D'une capacité nette de 284 litres, le congélateur avait une autonomie de 48 heures en cas de panne ou de coupure de courant. Le démantèlement d’EDF et la cessation d’activités de nombreuses entreprises privées fournissant l’électricité rendaient très attractif cet avantage. Doté d'une mousse isolante de plus de 80 millimètres d'épaisseur, on économisait 50% d'énergie par rapport à un congélateur à isolation normale, avait précisé d'un ton las le vendeur du rayon électro-ménager.

Le jeune type commençait à montrer des signes d'épuisement. Les questions de Biaise l’avaient assommé. On avait fait le tour des modèles. Biaise voulait le meilleur rapport qualité/prix, cette exigence lui paraissait des plus normales. Après des tergiversations interminables, le jeune vendeur a été récompensé de sa patience et de ses efforts. Il aurait mérité un CDI, mais les nouveaux accords patronaux l’avaient supprimé ainsi que les primes et la majoration des heures supplémentaires. Biaise avait fini par craquer, « Au diable l’avarice. » Le prix faisait un trou dans son budget, un de plus, un de moins, pas de quoi en faire une dépression, et son investissement serait vite rentabilisé.

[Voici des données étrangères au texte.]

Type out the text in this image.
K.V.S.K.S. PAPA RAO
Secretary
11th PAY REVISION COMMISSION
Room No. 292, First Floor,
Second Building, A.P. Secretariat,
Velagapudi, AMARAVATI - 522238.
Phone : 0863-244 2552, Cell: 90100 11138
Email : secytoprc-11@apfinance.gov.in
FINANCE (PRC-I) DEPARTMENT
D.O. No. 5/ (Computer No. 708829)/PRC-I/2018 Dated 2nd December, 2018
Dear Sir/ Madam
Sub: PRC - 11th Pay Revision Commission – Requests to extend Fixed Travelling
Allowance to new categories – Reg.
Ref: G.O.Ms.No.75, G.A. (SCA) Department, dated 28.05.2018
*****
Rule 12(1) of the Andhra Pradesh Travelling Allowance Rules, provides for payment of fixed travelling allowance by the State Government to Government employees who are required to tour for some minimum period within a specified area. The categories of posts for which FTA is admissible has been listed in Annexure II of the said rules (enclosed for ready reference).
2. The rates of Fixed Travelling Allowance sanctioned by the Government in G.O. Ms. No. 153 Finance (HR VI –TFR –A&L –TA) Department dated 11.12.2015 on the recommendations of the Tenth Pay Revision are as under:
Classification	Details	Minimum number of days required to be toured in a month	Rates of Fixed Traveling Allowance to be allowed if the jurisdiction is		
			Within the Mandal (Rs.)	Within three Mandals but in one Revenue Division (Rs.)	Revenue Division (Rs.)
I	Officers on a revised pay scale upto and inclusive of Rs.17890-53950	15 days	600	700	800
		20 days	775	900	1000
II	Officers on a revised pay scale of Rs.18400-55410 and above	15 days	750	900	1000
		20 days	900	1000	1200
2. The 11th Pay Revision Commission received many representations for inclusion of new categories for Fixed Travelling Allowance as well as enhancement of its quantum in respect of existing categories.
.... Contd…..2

Biaise souhaitait laisser le moins de choses possibles au hasard. Aux grands maux, les grands remèdes. Dommage que la place manquait dans l’appartement pour installer un groupe électrogène, sinon il n'aurait pas hésité une seconde. Le pire restait à venir, il en était convaincu. Ce n'était qu'une question de temps. Il devait se tenir sur le qui-vive. Vigilant. Paré à toute éventualité. La livraison était prévue le lendemain. Biaise n’a pas fermé l’œil de la nuit. Il avait hâte d'essayer sa nouvelle acquisition.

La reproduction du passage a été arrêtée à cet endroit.